SCO also has coordinators working in partnership with the Children’s Hospital and the Specialized Services for Children and Youth (SSCY) Centre. SCO fully funds the coordinator positions.
Jordan’s Principle is named in memory of Jordan River Anderson, a child from Norway House Cree Nation who was born in 1999 with multiple disabilities. When he was two years old, doctors said he could leave the hospital and move to a special home for his medical needs. However, the federal and provincial governments could not agree on who should pay for his home-based care and as a result, Jordan passed away at the age of five in the hospital without having spent even a single night at home.

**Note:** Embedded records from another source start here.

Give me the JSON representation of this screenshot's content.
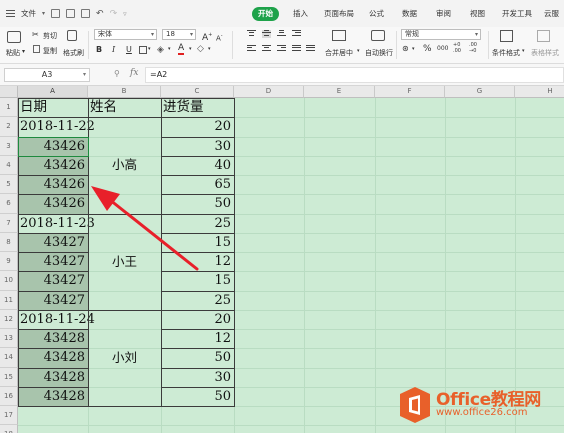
{
  "menubar": {
    "file_label": "文件",
    "tabs": [
      {
        "label": "开始",
        "active": true
      },
      {
        "label": "插入",
        "active": false
      },
      {
        "label": "页面布局",
        "active": false
      },
      {
        "label": "公式",
        "active": false
      },
      {
        "label": "数据",
        "active": false
      },
      {
        "label": "审阅",
        "active": false
      },
      {
        "label": "视图",
        "active": false
      },
      {
        "label": "开发工具",
        "active": false
      },
      {
        "label": "云服",
        "active": false
      }
    ]
  },
  "ribbon": {
    "paste_label": "粘贴",
    "cut_label": "剪切",
    "copy_label": "复制",
    "format_painter_label": "格式刷",
    "font_name": "宋体",
    "font_size": "18",
    "grow_font": "A",
    "shrink_font": "A",
    "bold": "B",
    "italic": "I",
    "underline": "U",
    "merge_center_label": "合并居中",
    "wrap_text_label": "自动换行",
    "number_format": "常规",
    "percent": "%",
    "thousands": "000",
    "dec_increase": "+0 .00",
    "dec_decrease": ".00 →0",
    "conditional_format_label": "条件格式",
    "table_style_label": "表格样式"
  },
  "formula_bar": {
    "cell_ref": "A3",
    "fx": "fx",
    "formula": "=A2"
  },
  "grid": {
    "columns": [
      "A",
      "B",
      "C",
      "D",
      "E",
      "F",
      "G",
      "H"
    ],
    "rows": [
      "1",
      "2",
      "3",
      "4",
      "5",
      "6",
      "7",
      "8",
      "9",
      "10",
      "11",
      "12",
      "13",
      "14",
      "15",
      "16",
      "17",
      "18"
    ],
    "header": {
      "date": "日期",
      "name": "姓名",
      "qty": "进货量"
    },
    "dates": {
      "2": "2018-11-22",
      "7": "2018-11-23",
      "12": "2018-11-24"
    },
    "serials": {
      "3": "43426",
      "4": "43426",
      "5": "43426",
      "6": "43426",
      "8": "43427",
      "9": "43427",
      "10": "43427",
      "11": "43427",
      "13": "43428",
      "14": "43428",
      "15": "43428",
      "16": "43428"
    },
    "names": [
      "小高",
      "小王",
      "小刘"
    ],
    "quantities": [
      "20",
      "30",
      "40",
      "65",
      "50",
      "25",
      "15",
      "12",
      "15",
      "25",
      "20",
      "12",
      "50",
      "30",
      "50"
    ]
  },
  "watermark": {
    "title": "Office教程网",
    "url": "www.office26.com"
  },
  "colors": {
    "accent_tab": "#1ea24a",
    "sheet_background": "#cdebd4",
    "arrow": "#e8202a",
    "watermark": "#e8602a"
  }
}
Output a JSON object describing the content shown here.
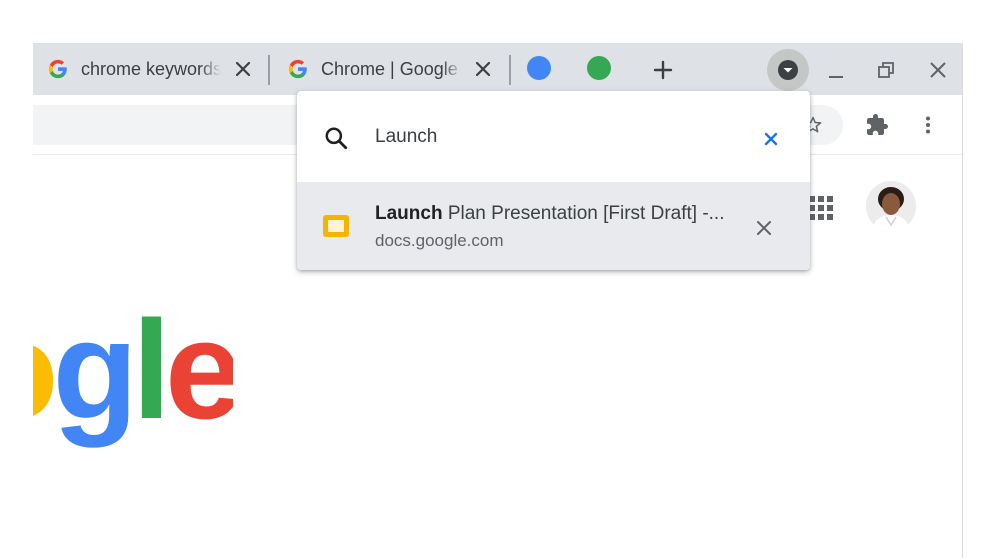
{
  "tabs": [
    {
      "title": "chrome keywords",
      "icon": "google-g-icon"
    },
    {
      "title": "Chrome | Google",
      "icon": "google-g-icon"
    }
  ],
  "tab_groups": [
    {
      "color": "#4285f4"
    },
    {
      "color": "#34a853"
    }
  ],
  "tab_search": {
    "query": "Launch",
    "results": [
      {
        "title_match": "Launch",
        "title_rest": " Plan Presentation [First Draft] -...",
        "url": "docs.google.com",
        "icon": "google-slides-icon"
      }
    ]
  },
  "logo": {
    "text": "ogle",
    "colors": [
      "#fbbc05",
      "#4285f4",
      "#34a853",
      "#ea4335"
    ]
  },
  "colors": {
    "tabstrip": "#dee1e6",
    "accent_close": "#1a73e8"
  }
}
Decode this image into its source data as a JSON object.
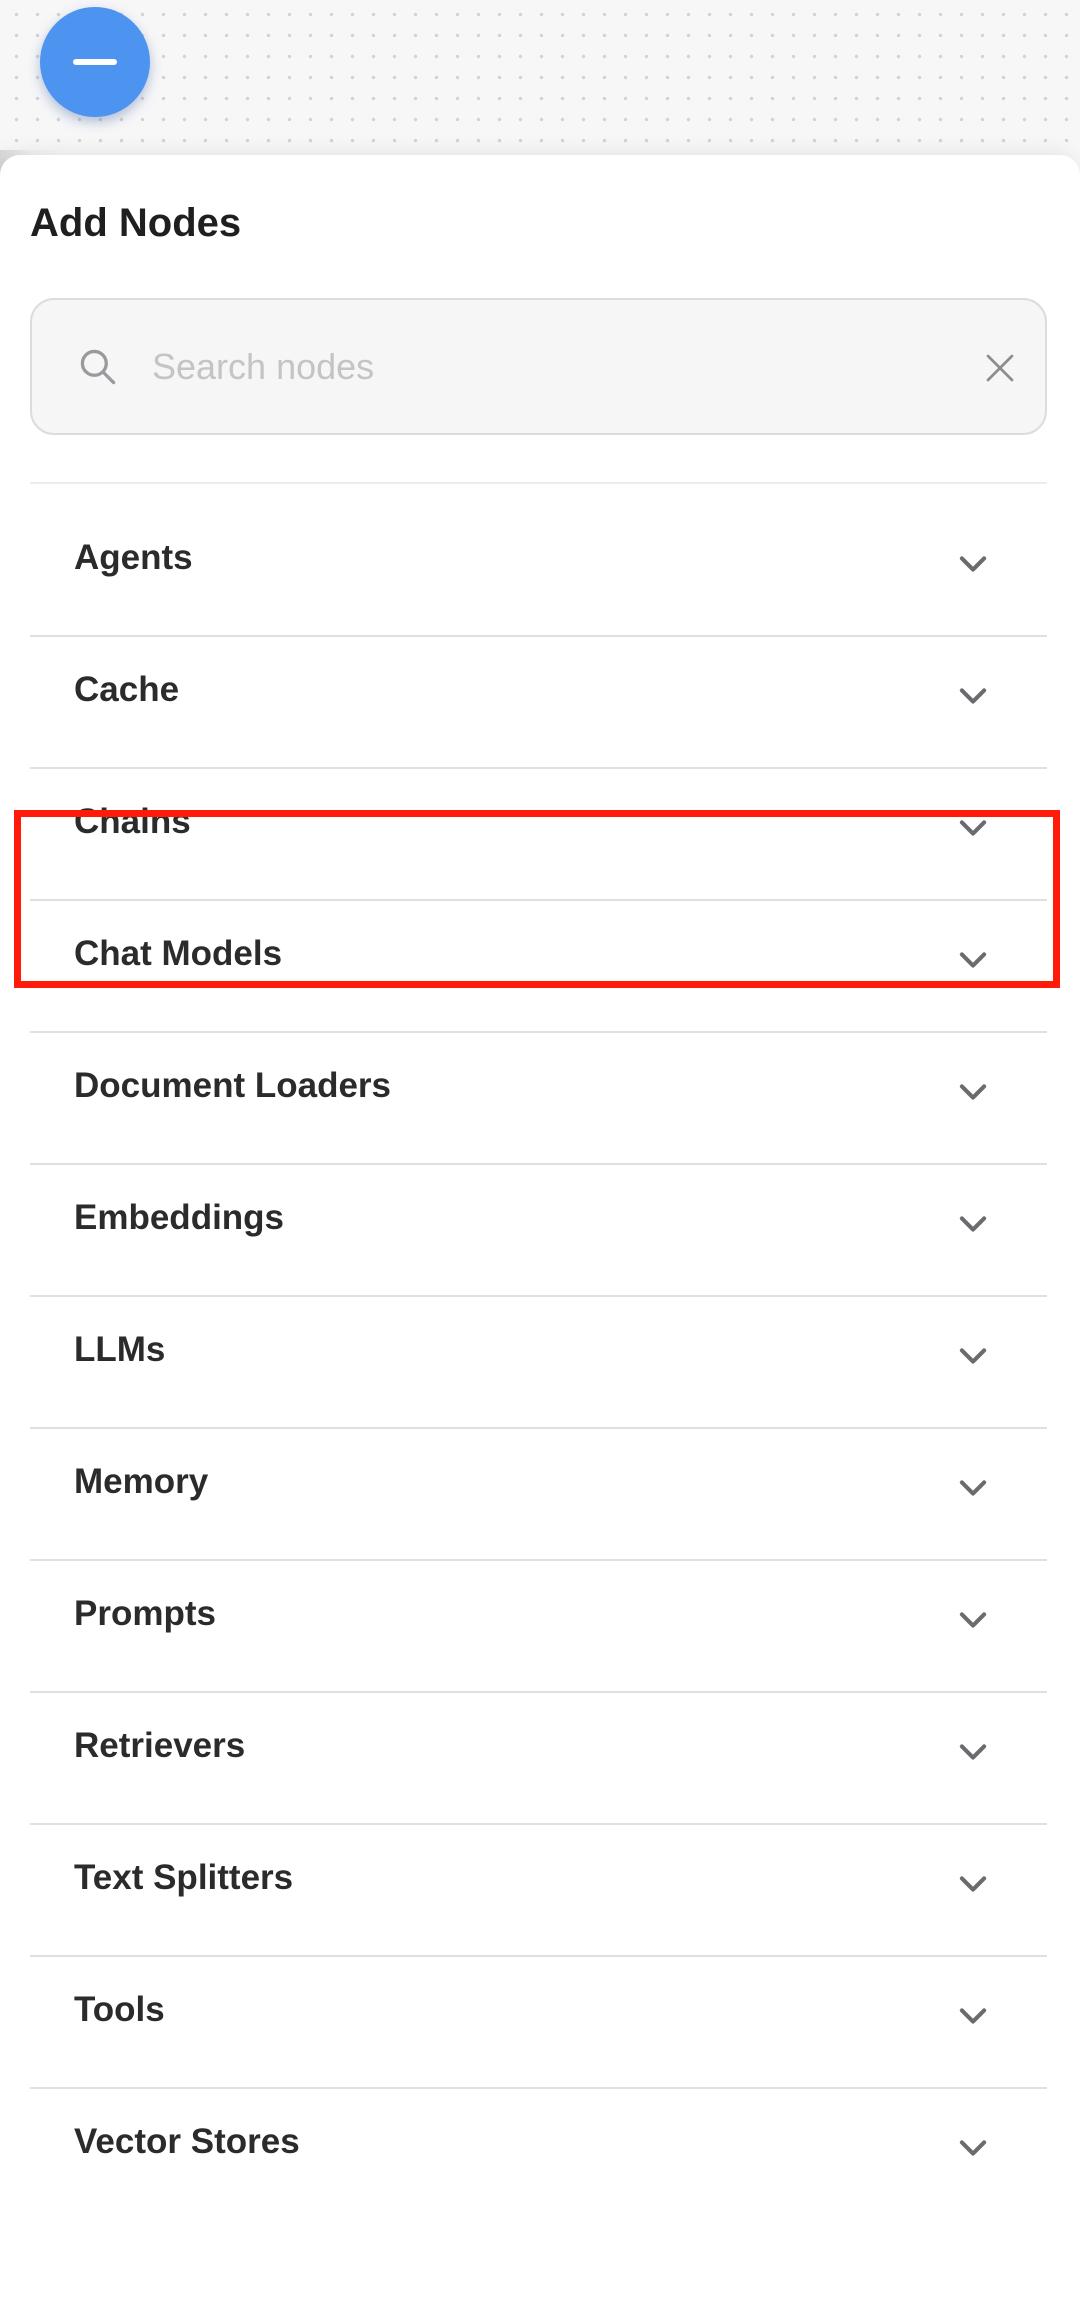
{
  "fab": {
    "icon": "minus-icon",
    "color": "#4d93f0"
  },
  "panel": {
    "title": "Add Nodes"
  },
  "search": {
    "placeholder": "Search nodes",
    "value": "",
    "search_icon": "search-icon",
    "clear_icon": "close-icon"
  },
  "categories": [
    {
      "label": "Agents",
      "icon": "chevron-down-icon"
    },
    {
      "label": "Cache",
      "icon": "chevron-down-icon"
    },
    {
      "label": "Chains",
      "icon": "chevron-down-icon",
      "highlighted": true
    },
    {
      "label": "Chat Models",
      "icon": "chevron-down-icon"
    },
    {
      "label": "Document Loaders",
      "icon": "chevron-down-icon"
    },
    {
      "label": "Embeddings",
      "icon": "chevron-down-icon"
    },
    {
      "label": "LLMs",
      "icon": "chevron-down-icon"
    },
    {
      "label": "Memory",
      "icon": "chevron-down-icon"
    },
    {
      "label": "Prompts",
      "icon": "chevron-down-icon"
    },
    {
      "label": "Retrievers",
      "icon": "chevron-down-icon"
    },
    {
      "label": "Text Splitters",
      "icon": "chevron-down-icon"
    },
    {
      "label": "Tools",
      "icon": "chevron-down-icon"
    },
    {
      "label": "Vector Stores",
      "icon": "chevron-down-icon"
    }
  ],
  "highlight": {
    "color": "#ff1a0a",
    "target": "Chains"
  }
}
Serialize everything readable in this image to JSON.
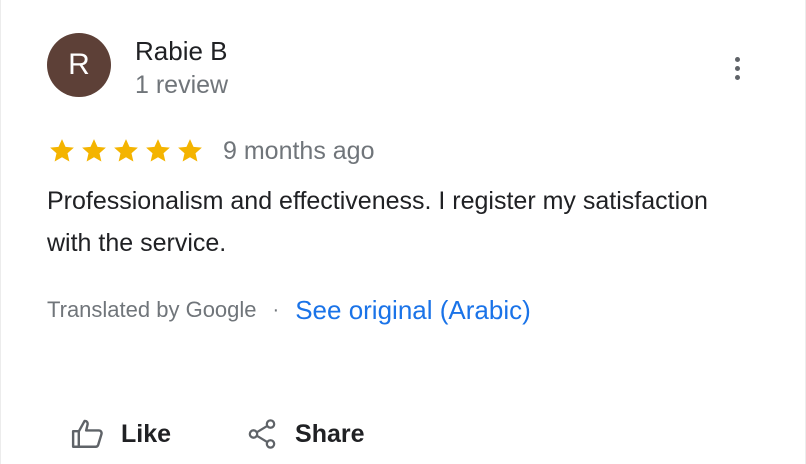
{
  "review": {
    "author": {
      "initial": "R",
      "name": "Rabie B",
      "review_count": "1 review",
      "avatar_color": "#5d4037"
    },
    "rating": {
      "stars": 5,
      "max_stars": 5,
      "star_color": "#f4b400"
    },
    "time_ago": "9 months ago",
    "text": "Professionalism and effectiveness. I register my satisfaction with the service.",
    "translation": {
      "label": "Translated by Google",
      "separator": "·",
      "see_original": "See original (Arabic)",
      "link_color": "#1a73e8"
    }
  },
  "actions": {
    "like_label": "Like",
    "share_label": "Share"
  },
  "icons": {
    "more": "more-vertical-icon",
    "like": "thumbs-up-icon",
    "share": "share-icon",
    "star": "star-icon"
  }
}
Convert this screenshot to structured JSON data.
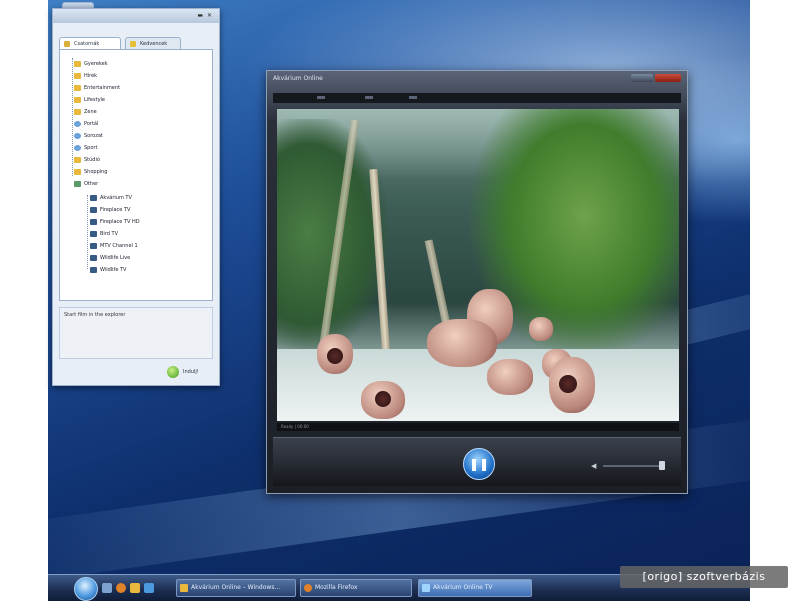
{
  "colors": {
    "accent": "#3d6db2",
    "desktop_dark": "#0e2f6c",
    "play_button": "#1f6fc8"
  },
  "channel_window": {
    "tabs": [
      {
        "label": "Csatornák",
        "icon": "tv-icon"
      },
      {
        "label": "Kedvencek",
        "icon": "star-icon"
      }
    ],
    "categories": [
      {
        "label": "Gyerekek",
        "icon": "folder-icon"
      },
      {
        "label": "Hírek",
        "icon": "folder-icon"
      },
      {
        "label": "Entertainment",
        "icon": "folder-icon"
      },
      {
        "label": "Lifestyle",
        "icon": "folder-icon"
      },
      {
        "label": "Zene",
        "icon": "folder-icon"
      },
      {
        "label": "Portál",
        "icon": "globe-icon"
      },
      {
        "label": "Sorozat",
        "icon": "globe-icon"
      },
      {
        "label": "Sport",
        "icon": "globe-icon"
      },
      {
        "label": "Stúdió",
        "icon": "folder-icon"
      },
      {
        "label": "Shopping",
        "icon": "folder-icon"
      },
      {
        "label": "Other",
        "icon": "folder-open-icon"
      }
    ],
    "channels": [
      {
        "label": "Akvárium TV",
        "icon": "channel-icon"
      },
      {
        "label": "Fireplace TV",
        "icon": "channel-icon"
      },
      {
        "label": "Fireplace TV HD",
        "icon": "channel-icon"
      },
      {
        "label": "Bird TV",
        "icon": "channel-icon"
      },
      {
        "label": "MTV Channel 1",
        "icon": "channel-icon"
      },
      {
        "label": "Wildlife Live",
        "icon": "channel-icon"
      },
      {
        "label": "Wildlife TV",
        "icon": "channel-icon"
      }
    ],
    "info_text": "Start film in the explorer",
    "start_label": "Indulj!"
  },
  "player_window": {
    "title": "Akvárium Online",
    "status_text": "Ready | 00:00"
  },
  "taskbar": {
    "buttons": [
      {
        "label": "Akvárium Online – Windows...",
        "active": false
      },
      {
        "label": "Mozilla Firefox",
        "active": false
      },
      {
        "label": "Akvárium Online TV",
        "active": true
      }
    ]
  },
  "watermark": "[origo] szoftverbázis"
}
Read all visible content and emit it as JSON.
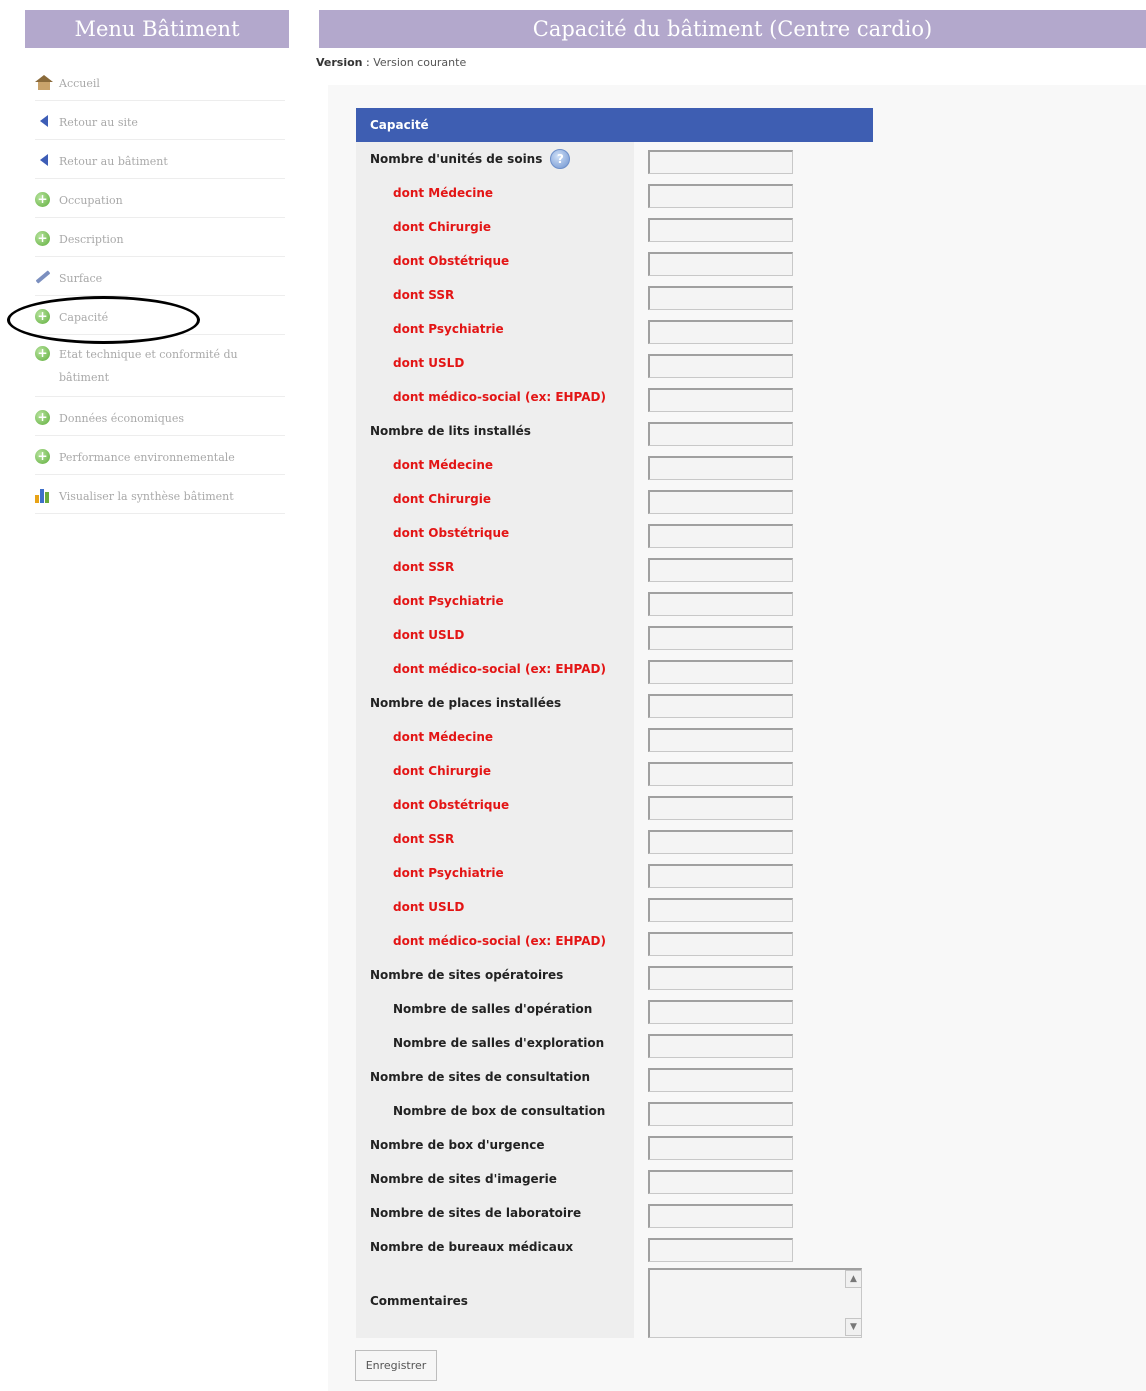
{
  "sidebar": {
    "title": "Menu Bâtiment",
    "items": [
      {
        "label": "Accueil",
        "icon": "home-icon"
      },
      {
        "label": "Retour au site",
        "icon": "back-arrow-icon"
      },
      {
        "label": "Retour au bâtiment",
        "icon": "back-arrow-icon"
      },
      {
        "label": "Occupation",
        "icon": "plus-circle-icon"
      },
      {
        "label": "Description",
        "icon": "plus-circle-icon"
      },
      {
        "label": "Surface",
        "icon": "pencil-icon"
      },
      {
        "label": "Capacité",
        "icon": "plus-circle-icon"
      },
      {
        "label": "Etat technique et conformité du bâtiment",
        "icon": "plus-circle-icon"
      },
      {
        "label": "Données économiques",
        "icon": "plus-circle-icon"
      },
      {
        "label": "Performance environnementale",
        "icon": "plus-circle-icon"
      },
      {
        "label": "Visualiser la synthèse bâtiment",
        "icon": "bar-chart-icon"
      }
    ]
  },
  "header": {
    "title": "Capacité du bâtiment (Centre cardio)"
  },
  "version": {
    "label": "Version",
    "value": "Version courante"
  },
  "form": {
    "section_title": "Capacité",
    "rows": [
      {
        "label": "Nombre d'unités de soins",
        "value": "",
        "help": true
      },
      {
        "label": "dont Médecine",
        "value": ""
      },
      {
        "label": "dont Chirurgie",
        "value": ""
      },
      {
        "label": "dont Obstétrique",
        "value": ""
      },
      {
        "label": "dont SSR",
        "value": ""
      },
      {
        "label": "dont Psychiatrie",
        "value": ""
      },
      {
        "label": "dont USLD",
        "value": ""
      },
      {
        "label": "dont médico-social (ex: EHPAD)",
        "value": ""
      },
      {
        "label": "Nombre de lits installés",
        "value": ""
      },
      {
        "label": "dont Médecine",
        "value": ""
      },
      {
        "label": "dont Chirurgie",
        "value": ""
      },
      {
        "label": "dont Obstétrique",
        "value": ""
      },
      {
        "label": "dont SSR",
        "value": ""
      },
      {
        "label": "dont Psychiatrie",
        "value": ""
      },
      {
        "label": "dont USLD",
        "value": ""
      },
      {
        "label": "dont médico-social (ex: EHPAD)",
        "value": ""
      },
      {
        "label": "Nombre de places installées",
        "value": ""
      },
      {
        "label": "dont Médecine",
        "value": ""
      },
      {
        "label": "dont Chirurgie",
        "value": ""
      },
      {
        "label": "dont Obstétrique",
        "value": ""
      },
      {
        "label": "dont SSR",
        "value": ""
      },
      {
        "label": "dont Psychiatrie",
        "value": ""
      },
      {
        "label": "dont USLD",
        "value": ""
      },
      {
        "label": "dont médico-social (ex: EHPAD)",
        "value": ""
      },
      {
        "label": "Nombre de sites opératoires",
        "value": ""
      },
      {
        "label": "Nombre de salles d'opération",
        "value": ""
      },
      {
        "label": "Nombre de salles d'exploration",
        "value": ""
      },
      {
        "label": "Nombre de sites de consultation",
        "value": ""
      },
      {
        "label": "Nombre de box de consultation",
        "value": ""
      },
      {
        "label": "Nombre de box d'urgence",
        "value": ""
      },
      {
        "label": "Nombre de sites d'imagerie",
        "value": ""
      },
      {
        "label": "Nombre de sites de laboratoire",
        "value": ""
      },
      {
        "label": "Nombre de bureaux médicaux",
        "value": ""
      }
    ],
    "comment_label": "Commentaires",
    "comment_value": "",
    "save_label": "Enregistrer"
  },
  "colors": {
    "header_bg": "#b3a8cc",
    "table_head_bg": "#3e5eb2",
    "sub_label": "#e31515"
  }
}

In 2007, the House of Commons passed Jordan’s Principle, a commitment to ensure First Nation children would receive the products, services, and supports they need, when they need them.
“Jordan’s Principle has the ability to positively impact our children, families, and Nations. It is already a game changer for many children and families who have accessed the program. Jordan’s Principal is significant and we pay tribute to the late Jordan River Anderson for the legacy he leaves for our First Nations children and youth today,” concluded Grand Chief Daniels. “I am excited about what we can achieve, as we continue to help our children access the services they need without denial, delay, or disruption.”
SCO believes improved access to supports for success will increase graduation rates. Manitoba’s four-year high school graduation rate is 81.9 per cent (2019 data). For non-Indigenous students the rate is 89.9 per cent and for Indigenous students it drops to 50.7 per cent.
For more information on SCO’s growing Jordan’s Principle Program and to find contact information for the coordinator at each school division, visit our website.
The Southern Chiefs’ Organization represents 34 First Nations and more than 83,000 citizens in what is now called southern Manitoba. SCO is an independent political organization that protects, preserves, promotes, and enhances First Nations peoples’ inherent rights, languages, customs, and traditions through the application and implementation of the spirit and intent of the Treaty-making process.